2019年7月24日水曜日

「父フロイトとその時代」を読んで

マルティン・フロイト著 1958年、藤川芳郎訳 白水社 2007
 本書は、ユダヤ系の偉大な精神分析学者フロイトの息子による自叙伝です。本書には、期待したほどフロイトについては述べられておらず、むしろ天才の子として生まれた者の半生が描かれています。精神分析学者としてのフロイトは、当時の常識とは180度異なる見解をとって、コペルニクス、ダーウィンとも並び称されますが、家庭人としてのフロイトは、電話、タイプライター、自転車など「新しい発明品」には好意を示さなかったようです。
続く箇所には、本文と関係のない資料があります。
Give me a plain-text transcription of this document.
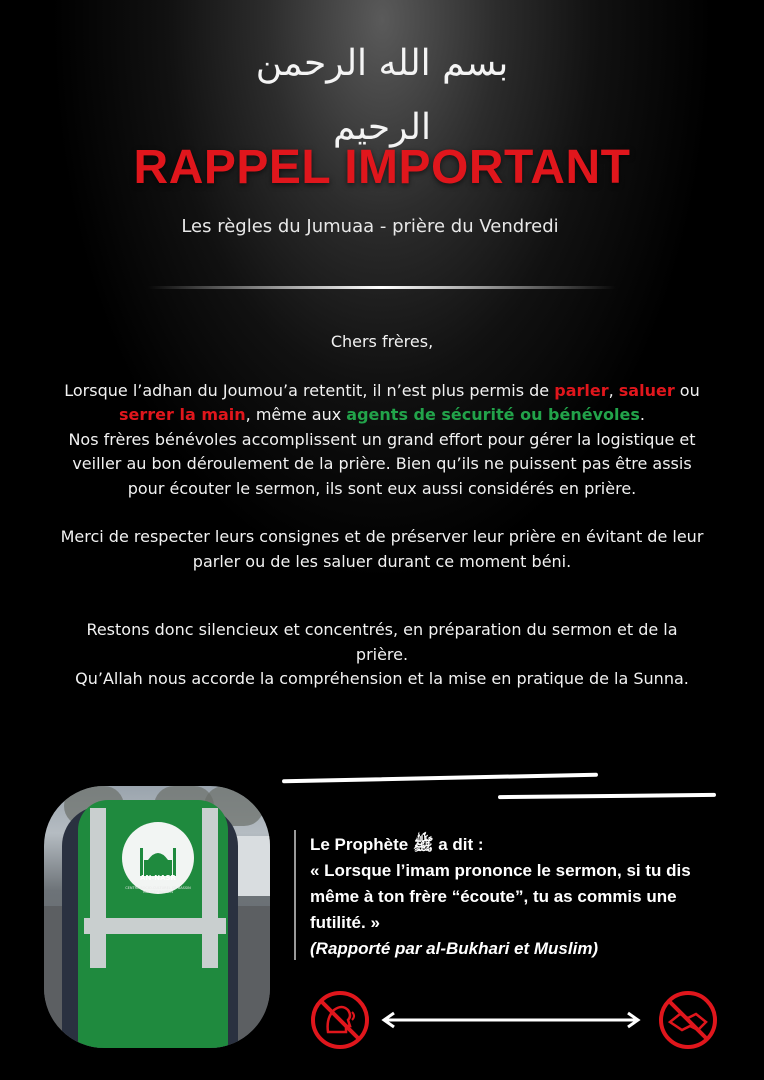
بسم الله الرحمن الرحيم
RAPPEL IMPORTANT
Les règles du Jumuaa - prière du Vendredi

Chers frères,

Lorsque l’adhan du Joumou’a retentit, il n’est plus permis de parler, saluer ou serrer la main, même aux agents de sécurité ou bénévoles.

Nos frères bénévoles accomplissent un grand effort pour gérer la logistique et veiller au bon déroulement de la prière. Bien qu’ils ne puissent pas être assis pour écouter le sermon, ils sont eux aussi considérés en prière.

Merci de respecter leurs consignes et de préserver leur prière en évitant de leur parler ou de les saluer durant ce moment béni.

Restons donc silencieux et concentrés, en préparation du sermon et de la prière.

Qu’Allah nous accorde la compréhension et la mise en pratique de la Sunna.

AN-NASR
CENTRE SOCIO-CULTUREL DE BASSIN MÉDITERRANÉEN

Le Prophète ﷺ a dit :

« Lorsque l’imam prononce le sermon, si tu dis même à ton frère “écoute”, tu as commis une futilité. »

(Rapporté par al-Bukhari et Muslim)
 世紀末のウィーンは、多文化が混在する自由な都市で、多くの文化人が活躍し、ユダヤ人も自由に活躍することができました。もちろんユダヤ人に対する差別はあり、フロイト自身が教授に昇進するのが遅れましたが、それでもいずれこうした差別もなくなるであろうと、期待できるような時代でした。ウィーンにおけるユダヤ人については、以下を参照して下さい。 
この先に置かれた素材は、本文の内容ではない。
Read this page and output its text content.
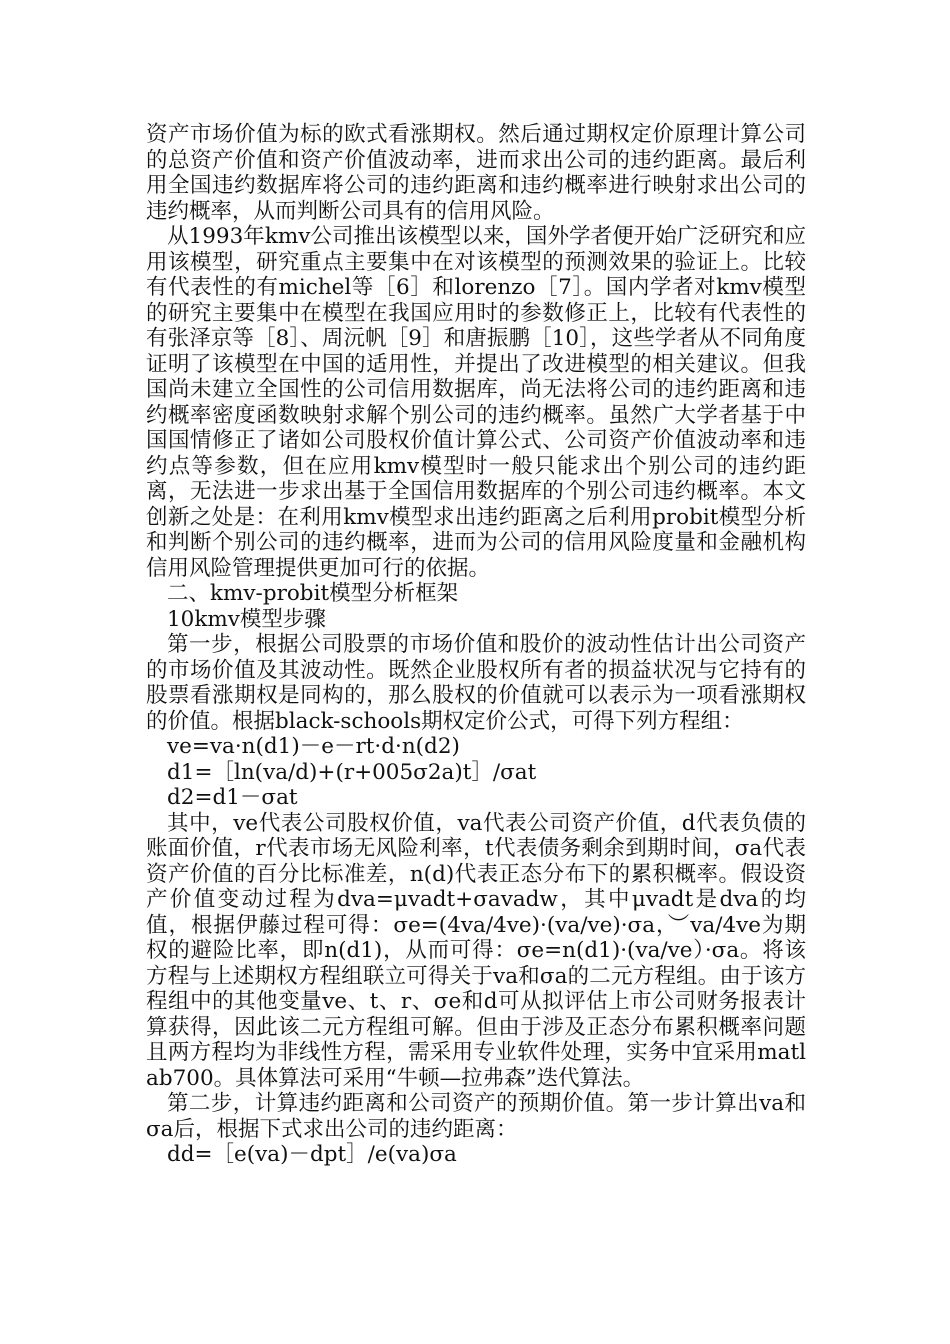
资产市场价值为标的欧式看涨期权。然后通过期权定价原理计算公司的总资产价值和资产价值波动率，进而求出公司的违约距离。最后利用全国违约数据库将公司的违约距离和违约概率进行映射求出公司的违约概率，从而判断公司具有的信用风险。

从1993年kmv公司推出该模型以来，国外学者便开始广泛研究和应用该模型，研究重点主要集中在对该模型的预测效果的验证上。比较有代表性的有michel等［6］和lorenzo［7］。国内学者对kmv模型的研究主要集中在模型在我国应用时的参数修正上，比较有代表性的有张泽京等［8］、周沅帆［9］和唐振鹏［10］，这些学者从不同角度证明了该模型在中国的适用性，并提出了改进模型的相关建议。但我国尚未建立全国性的公司信用数据库，尚无法将公司的违约距离和违约概率密度函数映射求解个别公司的违约概率。虽然广大学者基于中国国情修正了诸如公司股权价值计算公式、公司资产价值波动率和违约点等参数，但在应用kmv模型时一般只能求出个别公司的违约距离，无法进一步求出基于全国信用数据库的个别公司违约概率。本文创新之处是：在利用kmv模型求出违约距离之后利用probit模型分析和判断个别公司的违约概率，进而为公司的信用风险度量和金融机构信用风险管理提供更加可行的依据。

二、kmv-probit模型分析框架

10kmv模型步骤

第一步，根据公司股票的市场价值和股价的波动性估计出公司资产的市场价值及其波动性。既然企业股权所有者的损益状况与它持有的股票看涨期权是同构的，那么股权的价值就可以表示为一项看涨期权的价值。根据black-schools期权定价公式，可得下列方程组：

ve=va·n(d1)－e－rt·d·n(d2)

d1=［ln(va/d)+(r+005σ2a)t］/σat

d2=d1－σat

其中，ve代表公司股权价值，va代表公司资产价值，d代表负债的账面价值，r代表市场无风险利率，t代表债务剩余到期时间，σa代表资产价值的百分比标准差，n(d)代表正态分布下的累积概率。假设资产价值变动过程为dva=μvadt+σavadw，其中μvadt是dva的均值，根据伊藤过程可得：σe=(4va/4ve)·(va/ve)·σa，︶va/4ve为期权的避险比率，即n(d1)，从而可得：σe=n(d1)·(va/ve）·σa。将该方程与上述期权方程组联立可得关于va和σa的二元方程组。由于该方程组中的其他变量ve、t、r、σe和d可从拟评估上市公司财务报表计算获得，因此该二元方程组可解。但由于涉及正态分布累积概率问题且两方程均为非线性方程，需采用专业软件处理，实务中宜采用matlab700。具体算法可采用“牛顿—拉弗森”迭代算法。

第二步，计算违约距离和公司资产的预期价值。第一步计算出va和σa后，根据下式求出公司的违约距离：

dd=［e(va)－dpt］/e(va)σa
「「道化のような歴史家の肖像」を読んで」 エゴン・フリーデル
「「ウィトゲンシュタイン家の人びと 闘う家族」を読んで」
 第一次世界大戦後に反ユダヤ主義が高まり、1938年にロンドンに亡命し、翌年癌で死亡します。オーストリアに残してこざるを得なかった4人の娘たちは、収容所で殺害されました。
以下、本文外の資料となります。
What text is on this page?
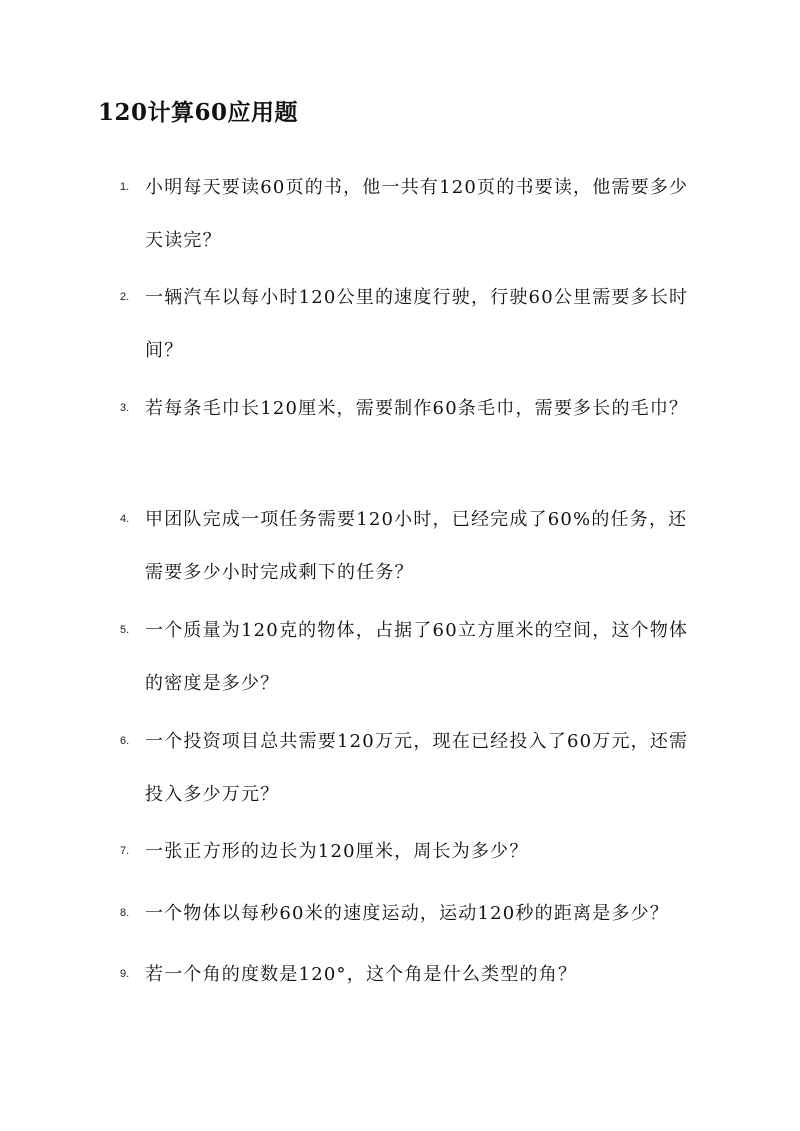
120计算60应用题
1. 小明每天要读60页的书，他一共有120页的书要读，他需要多少天读完？

2. 一辆汽车以每小时120公里的速度行驶，行驶60公里需要多长时间？

3. 若每条毛巾长120厘米，需要制作60条毛巾，需要多长的毛巾？

4. 甲团队完成一项任务需要120小时，已经完成了60%的任务，还需要多少小时完成剩下的任务？

5. 一个质量为120克的物体，占据了60立方厘米的空间，这个物体的密度是多少？

6. 一个投资项目总共需要120万元，现在已经投入了60万元，还需投入多少万元？

7. 一张正方形的边长为120厘米，周长为多少？

8. 一个物体以每秒60米的速度运动，运动120秒的距离是多少？

9. 若一个角的度数是120°，这个角是什么类型的角？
 フロイトはウィーンを離れる前に、著者の弟に次のような手紙を書いています。

 「この暗い日々にも変わることのない二つの期待があります。おまえたちみんなと一緒になること、そして自由の身で死ぬことです。ときどき自分を老いたヤコブと比べています。たいそう高齢な身で、子供たちに連れられてエジプトに向かうヤコブです。望むらくは、かつてのエジプト脱出のようなことにはなりませんように。今はアハスヴェールが、いずれの地においてか、安らぐ時なのです(アハスヴェールは刑場に向かうキリストを自分の家の前で休ませなかったために、キリストの再来まで地上をさまよう運命を与えられたユダヤ人の靴屋。「永遠のユダヤ人」あるいは「さまよえるユダヤ人」と呼ばれる)。」